Let's make this problem easier by deforming your contour $\gamma$ into $\gamma^*$ where $\gamma^*=[-1,0]+\beta^*+[0,1]$ and $\beta^*=i+e^{it}$ for $-\frac{\pi}{2}\leq t \leq \frac{7\pi}{2}$ (draw a picture!). We can do this because our integrand is analytic everywhere besides $z=\pm i$. Now we have
\begin{align} \int_\gamma\frac{dz}{1+z^2}&=\int_{\gamma^*}\frac{dz}{1+z^2} \\ &=\int_{-1}^1\frac{dz}{1+z^2}+\int_{\beta^*}\frac{dz}{1+z^2} \end{align}
Our first integral above can be evaluated via fundamental theorem of calculus. The second integral above can be evaluated via residue theorem (https://en.wikipedia.org/wiki/Residue_theorem).
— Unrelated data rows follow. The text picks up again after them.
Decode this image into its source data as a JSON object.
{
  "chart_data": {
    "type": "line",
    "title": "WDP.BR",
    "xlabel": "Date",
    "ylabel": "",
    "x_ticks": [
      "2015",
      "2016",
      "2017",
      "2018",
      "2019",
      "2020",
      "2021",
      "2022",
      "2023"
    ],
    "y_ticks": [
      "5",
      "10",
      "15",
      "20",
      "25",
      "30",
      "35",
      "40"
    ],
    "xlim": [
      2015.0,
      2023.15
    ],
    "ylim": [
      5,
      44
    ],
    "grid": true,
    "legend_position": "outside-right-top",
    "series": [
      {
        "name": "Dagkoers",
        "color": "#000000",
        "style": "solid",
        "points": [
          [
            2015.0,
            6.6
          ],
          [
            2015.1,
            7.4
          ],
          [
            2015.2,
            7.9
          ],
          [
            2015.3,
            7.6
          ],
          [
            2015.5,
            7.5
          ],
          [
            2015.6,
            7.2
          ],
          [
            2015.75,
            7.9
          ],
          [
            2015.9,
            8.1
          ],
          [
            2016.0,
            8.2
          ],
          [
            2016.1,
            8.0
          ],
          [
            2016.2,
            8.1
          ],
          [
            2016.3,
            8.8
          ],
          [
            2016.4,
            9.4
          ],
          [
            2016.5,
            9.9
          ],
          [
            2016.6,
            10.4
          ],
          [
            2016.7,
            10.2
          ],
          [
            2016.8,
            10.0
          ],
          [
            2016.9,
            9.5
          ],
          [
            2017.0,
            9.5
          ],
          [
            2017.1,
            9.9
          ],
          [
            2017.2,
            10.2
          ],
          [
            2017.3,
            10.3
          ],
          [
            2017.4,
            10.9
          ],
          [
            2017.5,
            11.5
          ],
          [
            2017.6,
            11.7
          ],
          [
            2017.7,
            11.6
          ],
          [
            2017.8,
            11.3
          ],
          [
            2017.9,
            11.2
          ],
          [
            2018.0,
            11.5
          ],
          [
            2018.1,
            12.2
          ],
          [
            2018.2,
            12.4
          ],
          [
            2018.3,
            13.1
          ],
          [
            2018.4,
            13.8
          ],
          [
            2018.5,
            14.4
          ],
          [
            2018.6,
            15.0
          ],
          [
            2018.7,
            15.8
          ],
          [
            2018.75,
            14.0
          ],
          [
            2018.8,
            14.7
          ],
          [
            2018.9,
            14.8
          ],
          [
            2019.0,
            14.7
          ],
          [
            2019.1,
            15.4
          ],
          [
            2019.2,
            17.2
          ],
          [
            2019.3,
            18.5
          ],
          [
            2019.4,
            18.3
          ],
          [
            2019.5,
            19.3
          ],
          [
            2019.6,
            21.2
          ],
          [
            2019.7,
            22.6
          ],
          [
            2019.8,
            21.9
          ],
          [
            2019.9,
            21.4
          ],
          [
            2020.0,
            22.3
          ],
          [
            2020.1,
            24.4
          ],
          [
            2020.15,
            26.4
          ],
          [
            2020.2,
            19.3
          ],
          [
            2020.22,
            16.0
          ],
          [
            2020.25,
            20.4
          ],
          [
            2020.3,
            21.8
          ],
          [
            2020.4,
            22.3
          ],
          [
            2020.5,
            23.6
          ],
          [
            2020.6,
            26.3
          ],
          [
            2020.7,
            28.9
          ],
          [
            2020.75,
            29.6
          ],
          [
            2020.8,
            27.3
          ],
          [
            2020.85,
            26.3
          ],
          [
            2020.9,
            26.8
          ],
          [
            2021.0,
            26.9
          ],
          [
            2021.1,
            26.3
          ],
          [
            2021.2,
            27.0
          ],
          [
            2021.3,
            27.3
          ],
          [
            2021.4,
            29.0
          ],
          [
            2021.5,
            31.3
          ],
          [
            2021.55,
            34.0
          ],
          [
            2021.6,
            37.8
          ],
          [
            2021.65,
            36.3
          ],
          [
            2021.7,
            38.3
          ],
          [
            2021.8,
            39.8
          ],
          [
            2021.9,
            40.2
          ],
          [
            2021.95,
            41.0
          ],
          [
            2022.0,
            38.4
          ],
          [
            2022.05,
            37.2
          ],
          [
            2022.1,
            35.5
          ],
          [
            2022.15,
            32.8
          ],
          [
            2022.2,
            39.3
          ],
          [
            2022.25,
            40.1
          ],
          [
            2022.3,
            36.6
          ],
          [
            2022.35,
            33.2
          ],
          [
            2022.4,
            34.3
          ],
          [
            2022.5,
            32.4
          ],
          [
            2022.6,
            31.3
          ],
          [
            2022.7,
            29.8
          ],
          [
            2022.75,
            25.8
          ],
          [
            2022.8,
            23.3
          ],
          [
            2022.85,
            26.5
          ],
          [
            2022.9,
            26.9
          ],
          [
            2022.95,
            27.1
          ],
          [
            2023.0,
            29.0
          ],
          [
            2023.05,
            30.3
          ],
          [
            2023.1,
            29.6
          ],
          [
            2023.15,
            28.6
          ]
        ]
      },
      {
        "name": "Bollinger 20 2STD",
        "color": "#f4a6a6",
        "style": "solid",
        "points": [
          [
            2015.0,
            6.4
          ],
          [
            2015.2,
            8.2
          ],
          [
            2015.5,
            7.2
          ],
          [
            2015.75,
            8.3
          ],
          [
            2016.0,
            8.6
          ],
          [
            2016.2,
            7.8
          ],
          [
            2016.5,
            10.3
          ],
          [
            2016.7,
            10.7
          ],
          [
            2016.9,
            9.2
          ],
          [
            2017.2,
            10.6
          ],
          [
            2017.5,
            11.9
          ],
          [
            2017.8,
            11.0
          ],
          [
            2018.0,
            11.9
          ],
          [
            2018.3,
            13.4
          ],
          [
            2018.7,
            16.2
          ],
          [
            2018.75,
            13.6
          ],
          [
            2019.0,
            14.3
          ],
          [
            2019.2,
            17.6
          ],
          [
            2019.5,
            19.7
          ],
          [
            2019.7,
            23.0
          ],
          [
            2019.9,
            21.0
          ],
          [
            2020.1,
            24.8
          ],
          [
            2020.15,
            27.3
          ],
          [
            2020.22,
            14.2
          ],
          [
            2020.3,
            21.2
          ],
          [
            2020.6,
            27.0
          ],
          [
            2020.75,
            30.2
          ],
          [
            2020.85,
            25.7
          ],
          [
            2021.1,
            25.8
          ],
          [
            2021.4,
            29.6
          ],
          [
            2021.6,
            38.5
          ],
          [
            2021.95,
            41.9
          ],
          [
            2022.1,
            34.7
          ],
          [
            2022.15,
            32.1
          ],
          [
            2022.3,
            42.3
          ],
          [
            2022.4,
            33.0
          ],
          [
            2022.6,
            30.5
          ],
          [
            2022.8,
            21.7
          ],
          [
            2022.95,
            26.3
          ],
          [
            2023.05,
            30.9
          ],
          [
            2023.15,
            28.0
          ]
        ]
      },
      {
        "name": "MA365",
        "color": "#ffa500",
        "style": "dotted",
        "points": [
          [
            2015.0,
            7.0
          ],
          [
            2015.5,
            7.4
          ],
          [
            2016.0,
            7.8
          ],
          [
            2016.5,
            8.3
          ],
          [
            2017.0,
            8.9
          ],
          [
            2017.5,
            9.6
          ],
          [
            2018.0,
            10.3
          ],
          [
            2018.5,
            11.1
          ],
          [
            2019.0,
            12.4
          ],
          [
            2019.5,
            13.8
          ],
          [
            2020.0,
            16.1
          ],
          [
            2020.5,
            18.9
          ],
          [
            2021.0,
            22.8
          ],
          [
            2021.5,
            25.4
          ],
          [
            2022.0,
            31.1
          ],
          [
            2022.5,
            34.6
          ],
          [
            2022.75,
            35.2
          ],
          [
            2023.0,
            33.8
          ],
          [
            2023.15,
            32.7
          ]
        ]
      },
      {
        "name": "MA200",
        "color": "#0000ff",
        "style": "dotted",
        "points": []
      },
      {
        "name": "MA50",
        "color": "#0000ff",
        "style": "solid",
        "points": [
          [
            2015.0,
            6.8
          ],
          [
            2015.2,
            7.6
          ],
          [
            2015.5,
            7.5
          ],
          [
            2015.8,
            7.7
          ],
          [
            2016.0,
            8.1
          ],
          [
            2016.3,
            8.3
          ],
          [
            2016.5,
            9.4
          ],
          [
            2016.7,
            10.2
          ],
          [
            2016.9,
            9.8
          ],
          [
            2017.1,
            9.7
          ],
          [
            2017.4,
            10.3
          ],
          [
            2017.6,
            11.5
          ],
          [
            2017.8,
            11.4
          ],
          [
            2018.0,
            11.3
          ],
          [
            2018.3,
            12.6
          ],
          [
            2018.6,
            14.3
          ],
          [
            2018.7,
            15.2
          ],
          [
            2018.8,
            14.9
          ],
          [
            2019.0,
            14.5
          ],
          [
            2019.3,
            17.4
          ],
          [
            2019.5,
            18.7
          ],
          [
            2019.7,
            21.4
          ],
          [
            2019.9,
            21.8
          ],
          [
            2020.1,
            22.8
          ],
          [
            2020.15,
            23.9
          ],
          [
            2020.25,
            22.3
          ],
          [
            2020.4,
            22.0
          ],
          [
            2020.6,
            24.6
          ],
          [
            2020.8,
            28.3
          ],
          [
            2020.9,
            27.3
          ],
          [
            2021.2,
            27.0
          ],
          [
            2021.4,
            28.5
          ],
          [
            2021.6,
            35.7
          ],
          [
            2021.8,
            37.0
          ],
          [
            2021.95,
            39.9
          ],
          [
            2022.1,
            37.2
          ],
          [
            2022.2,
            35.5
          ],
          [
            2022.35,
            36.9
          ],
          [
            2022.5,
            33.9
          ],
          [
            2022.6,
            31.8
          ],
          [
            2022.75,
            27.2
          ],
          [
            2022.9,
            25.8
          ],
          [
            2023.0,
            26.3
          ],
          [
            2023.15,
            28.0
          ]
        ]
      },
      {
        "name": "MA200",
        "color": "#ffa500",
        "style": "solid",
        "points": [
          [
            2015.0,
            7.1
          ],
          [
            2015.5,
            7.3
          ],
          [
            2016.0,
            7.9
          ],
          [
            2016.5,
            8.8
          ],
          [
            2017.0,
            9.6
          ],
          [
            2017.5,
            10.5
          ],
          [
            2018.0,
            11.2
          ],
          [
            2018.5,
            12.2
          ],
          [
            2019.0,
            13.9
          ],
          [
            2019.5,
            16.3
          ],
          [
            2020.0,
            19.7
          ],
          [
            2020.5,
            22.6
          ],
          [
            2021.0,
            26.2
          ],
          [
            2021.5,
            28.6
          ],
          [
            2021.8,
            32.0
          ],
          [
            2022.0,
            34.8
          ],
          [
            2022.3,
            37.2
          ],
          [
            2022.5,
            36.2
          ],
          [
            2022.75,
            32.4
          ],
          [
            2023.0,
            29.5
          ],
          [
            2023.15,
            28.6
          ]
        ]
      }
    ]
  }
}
\begin{align} \int_\gamma\frac{dz}{1+z^2}&=\int_{-1}^1\frac{dz}{1+z^2}+\int_{\beta^*}\frac{dz}{1+z^2} \\ &=\tan^{-1}(z)\bigg|_{-1}^1+2\cdot2\pi i\cdot\text{Res}\left((1+z^2)^{-1},i\right) \\ &=\tan^{-1}(1)-\tan^{-1}(-1)+4\pi i\cdot\text{Res}\left(\frac{1}{2i(z-i)}-\frac{1}{2i(z+i)},i\right) \\ &=\frac{\pi}{2}-\frac{-\pi}{2}+4\pi i\cdot\frac{1}{2i} \\ &=3\pi \end{align}